William Craig Reed, Spies of the Deep. Chronicling an event that happened 20 years ago, after the Cold War had ended and a few months before the United States and Russia sent the first crew to the International Space Station. The event was the explosion that sent the Russian nuclear submarine Kursk to the bottom of the Barents Sea. The tragic accident was part of a larger espionage effort and cover-up, and Reed believes that lessons from what happened are still applicable today. 

Robert Mrazek, The Indomitable Florence Finch, a young war widow whose cunning subversion of Japanese rations during the wartime occupation of the Philippines saved the lives of hundreds of POWs and garnered the highest medal a civilian can receive and. 

Tracy Walder, The Unexpected Spy: From the CIA to the FBI, My Secret Life Taking Down Some of the World's Most Notorious Terrorists. Walder was recruited into the CIA at a jobs fair during college, and has served on several high-profile counterterrorism efforts against al Qaeda during the Iraq War. She then went on to work at the FBI, where she specialized in Chinese counterintelligence operations.

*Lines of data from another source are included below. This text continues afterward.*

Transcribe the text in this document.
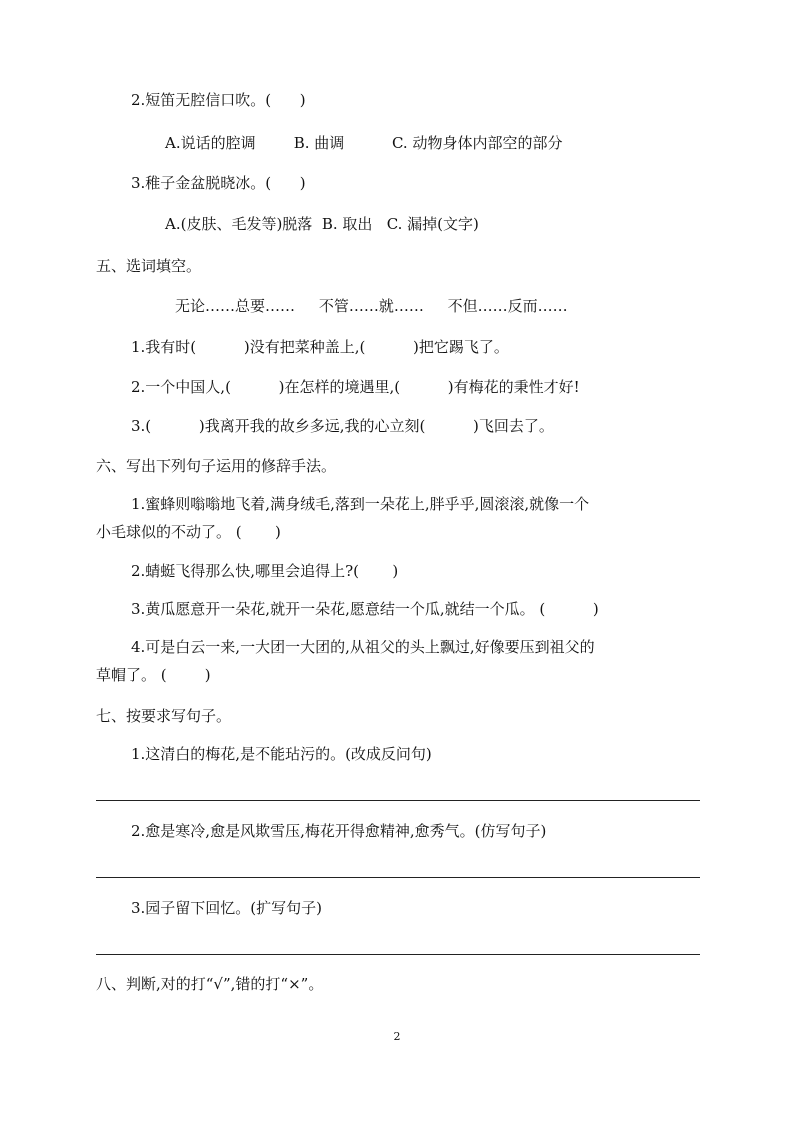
2.短笛无腔信口吹。(      )
A.说话的腔调        B. 曲调          C. 动物身体内部空的部分
3.稚子金盆脱晓冰。(      )
A.(皮肤、毛发等)脱落  B. 取出   C. 漏掉(文字)
五、选词填空。
无论……总要……     不管……就……     不但……反而……
1.我有时(          )没有把菜种盖上,(          )把它踢飞了。
2.一个中国人,(          )在怎样的境遇里,(          )有梅花的秉性才好!
3.(          )我离开我的故乡多远,我的心立刻(          )飞回去了。
六、写出下列句子运用的修辞手法。
1.蜜蜂则嗡嗡地飞着,满身绒毛,落到一朵花上,胖乎乎,圆滚滚,就像一个
小毛球似的不动了。 (       )
2.蜻蜓飞得那么快,哪里会追得上?(       )
3.黄瓜愿意开一朵花,就开一朵花,愿意结一个瓜,就结一个瓜。 (          )
4.可是白云一来,一大团一大团的,从祖父的头上飘过,好像要压到祖父的
草帽了。 (        )
七、按要求写句子。
1.这清白的梅花,是不能玷污的。(改成反问句)
2.愈是寒冷,愈是风欺雪压,梅花开得愈精神,愈秀气。(仿写句子)
3.园子留下回忆。(扩写句子)
八、判断,对的打“√”,错的打“×”。
2
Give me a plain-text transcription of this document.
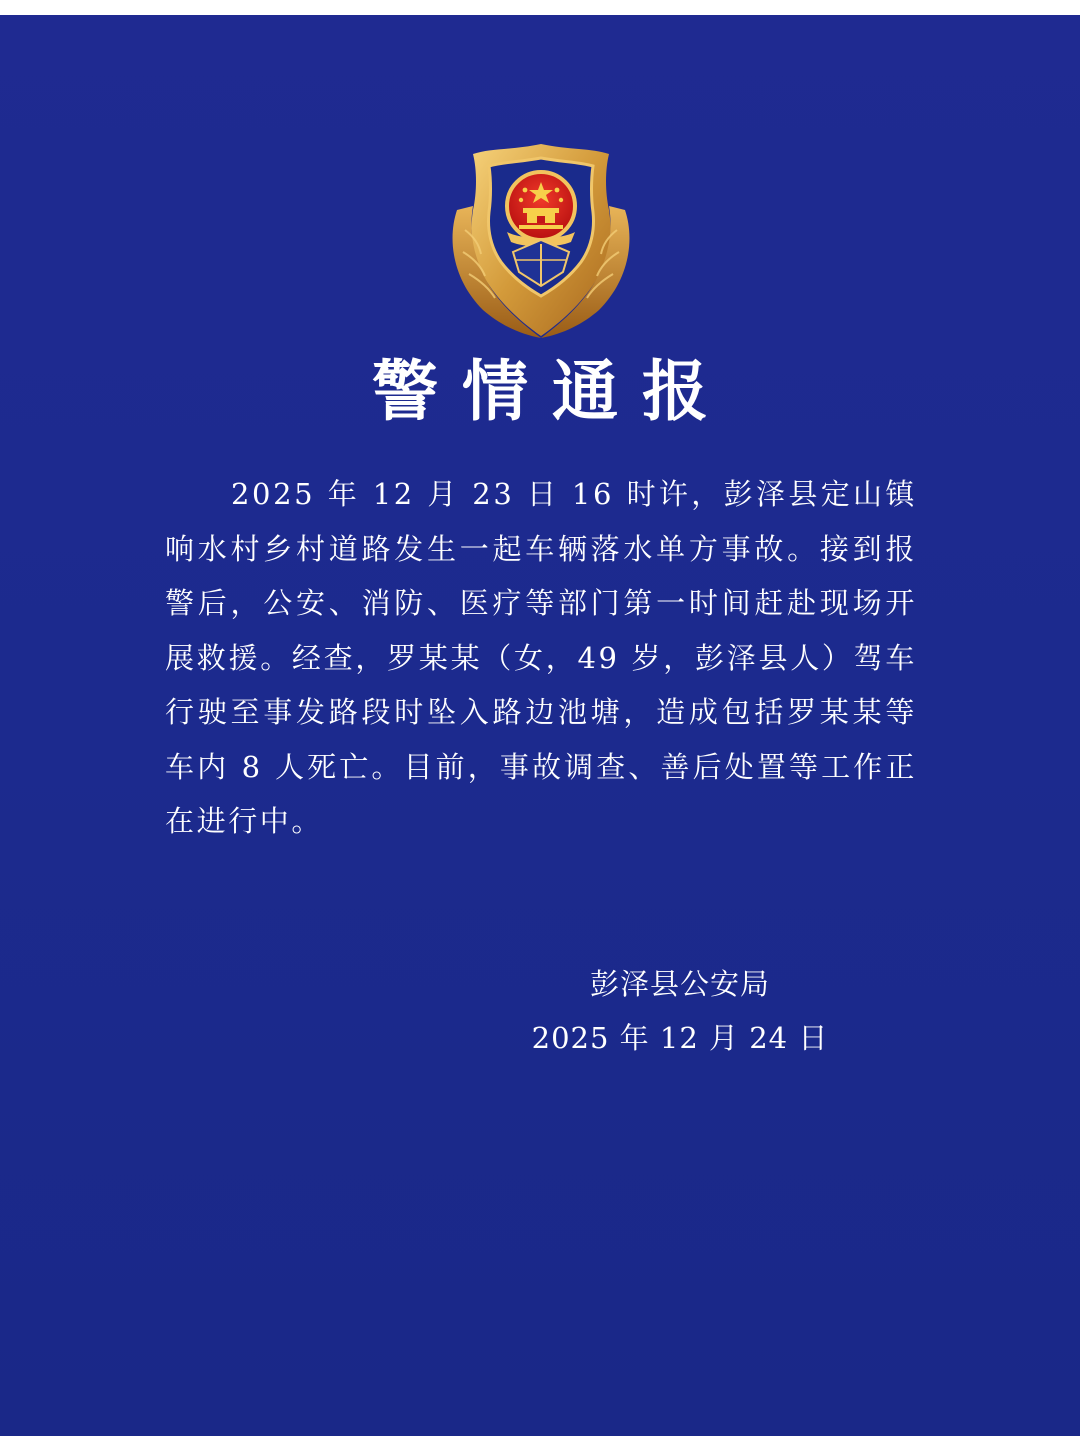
警情通报

2025 年 12 月 23 日 16 时许，彭泽县定山镇响水村乡村道路发生一起车辆落水单方事故。接到报警后，公安、消防、医疗等部门第一时间赶赴现场开展救援。经查，罗某某（女，49 岁，彭泽县人）驾车行驶至事发路段时坠入路边池塘，造成包括罗某某等车内 8 人死亡。目前，事故调查、善后处置等工作正在进行中。

彭泽县公安局
2025 年 12 月 24 日
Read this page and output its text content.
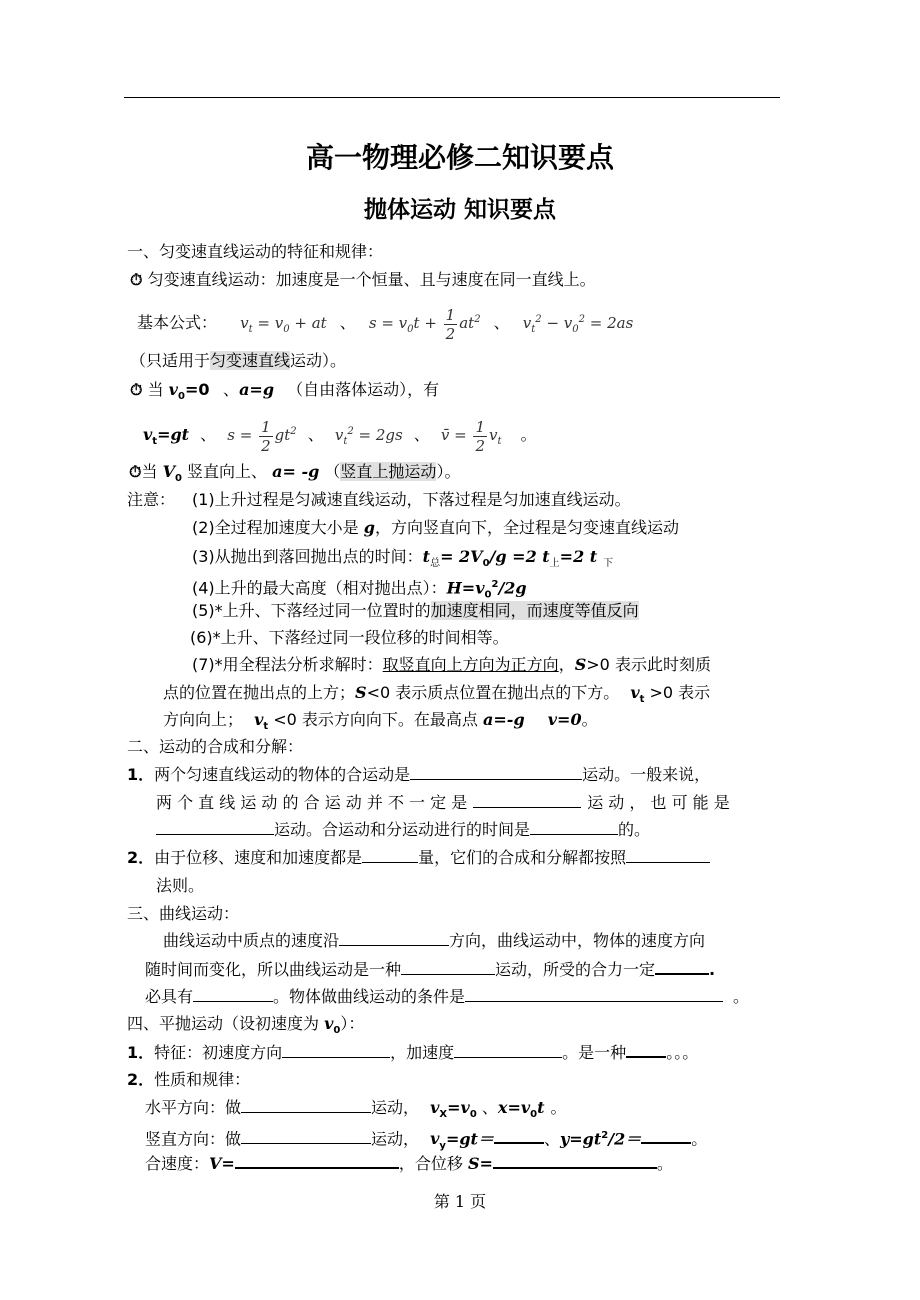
高一物理必修二知识要点
抛体运动 知识要点
一、匀变速直线运动的特征和规律：
⏱ 匀变速直线运动：加速度是一个恒量、且与速度在同一直线上。
基本公式： $v_t = v_0$ + at 、 $s = v_0t + \frac{1}{2} at^2$ 、 $v_t^2 - v_0^2 = 2as$
（只适用于匀变速直线运动）。
⏱ 当 $v_0=0$ 、a=g （自由落体运动），有
$v_t=gt$ 、 $s = \frac{1}{2} gt^2$ 、 $v_t^2 = 2gs$ 、 v̄ = $\frac{1}{2} v_t$ 。
⏱当 $V_0$ 竖直向上、 a= -g （竖直上抛运动）。
注意： (1)上升过程是匀减速直线运动，下落过程是匀加速直线运动。
(2)全过程加速度大小是 g，方向竖直向下，全过程是匀变速直线运动
(3)从抛出到落回抛出点的时间：$t_总= 2V_0/g =2$ $t_上=2$ t $_下$
(4)上升的最大高度（相对抛出点）：$H=v_0^2/2g$
(5)*上升、下落经过同一位置时的加速度相同，而速度等值反向
(6)*上升、下落经过同一段位移的时间相等。
(7)*用全程法分析求解时：取竖直向上方向为正方向，S>0 表示此时刻质
点的位置在抛出点的上方；S<0 表示质点位置在抛出点的下方。 $v_t >0$ 表示
方向向上； $v_t <0$ 表示方向向下。在最高点 a=-g v=0。
二、运动的合成和分解：
1．两个匀速直线运动的物体的合运动是	运动。一般来说，
两 个 直 线 运 动 的 合 运 动 并 不 一 定 是	运 动 ， 也 可 能 是
运动。合运动和分运动进行的时间是	的。
2．由于位移、速度和加速度都是	量，它们的合成和分解都按照
法则。
三、曲线运动：
曲线运动中质点的速度沿	方向，曲线运动中，物体的速度方向
随时间而变化，所以曲线运动是一种	运动，所受的合力一定	.
必具有	。物体做曲线运动的条件是	。
四、平抛运动（设初速度为 $v_0$）：
1．特征：初速度方向	，加速度	。是一种	。。。
2．性质和规律：
水平方向：做	运动， $v_X=v_0$ 、$x=v_0t$ 。
竖直方向：做	运动， $v_y=gt=$	、$y=gt^2/2=$	。
合速度：V=	，合位移 S=	。
第 1 页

And although this book was released before 2020, Call an Audible by Daron K. Roberts. This is the story of Roberts' last-minute pivot away from a career in law to an NFL coach. These days, Roberts coaches students in a class on sports leadership, maintains a popular sports blog on LinkedIn, and serves as a "transition coach" to many. In this interview, Roberts shares inspirational ideas about how to set and achieve goals, see people as more than their titles and share in humanity’s common goals. Just the ticket for life - now and after the COVID-19 pandemic is a thing of the past.